Diculik Lalu Dinikahi Pria Berbahaya
Amaya diculik oleh Brian demi membungkam rahasia yang mengancam keselamatan banyak orang. Pria itu mengurungnya dalam perlindungan semu, rumah mewah tanpa jeruji, pengawasan ketat, dan aturan yang meniadakan kebebasan. Bagi Brian, semua itu adalah cara melindungi. Bagi Amaya, itu penjara yang perlahan mematahkan hidupnya.

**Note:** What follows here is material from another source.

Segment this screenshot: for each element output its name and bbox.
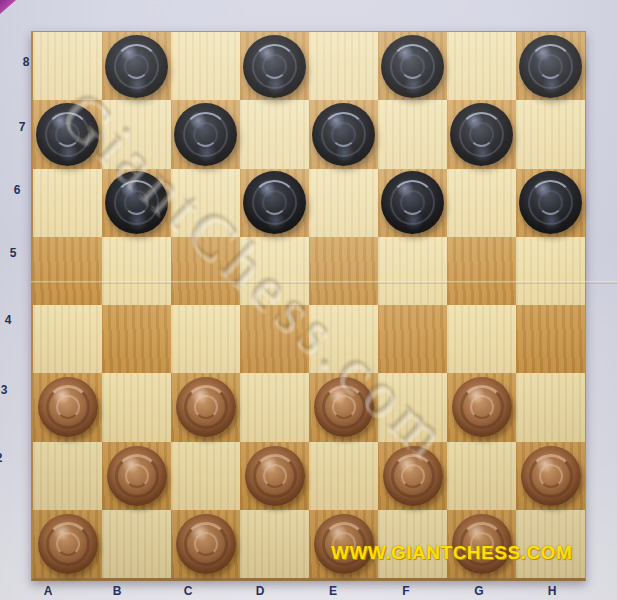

Upaya melarikan diri selalu gagal hingga sebuah perjalanan bisnis membawa mereka ke pulau terpencil. Terpisah dari rombongan, Amaya dan Brian terjebak dalam adat desa yang keras. Tuduhan perbuatan amoral memaksa mereka menikah secara agama. Sejak saat itu, Amaya berstatus istri siri, terikat tanpa pengakuan hukum dan tanpa kepastian masa depan.
Hubungan mereka berjalan dingin dan penuh jarak. Namun ketika Brian menunjukkan sisi protektifnya, Amaya mulai lengah. Kepercayaan itu hancur saat ia menyaksikan pengkhianatan yang tak terbantahkan. Amaya pergi, membawa luka batin dan rahasia kehamilan yang tidak diketahui Brian.
Alih alih selamat, Amaya justru masuk ke dalam lingkaran bahaya baru. Pengkhianatan sahabat, manipulasi pria yang memanfaatkan ketakutannya, serta kehadiran perempuan yang secara hukum berhak atas Brian, menjadikannya target berbagai ancaman. Amaya kembali terjebak dalam konflik berdarah yang mempertaruhkan nyawanya dan janin yang dikandungnya.
Brian datang saat segalanya nyaris terlambat. Pertarungan, darah, dan rasa bersalah memaksanya menghadapi pilihan terberat dalam hidupnya. Mempertahankan perjodohan yang menguntungkan atau memperjuangkan perempuan yang sejak awal ia jebak dalam hidupnya.
Ketika rahasia darah terungkap dan takdir menuntut kejujuran, Amaya dan Brian harus menghadapi konsekuensi dari cinta yang lahir dari paksaan, tumbuh dalam luka, dan hanya bisa bertahan melalui pengorbanan panjang.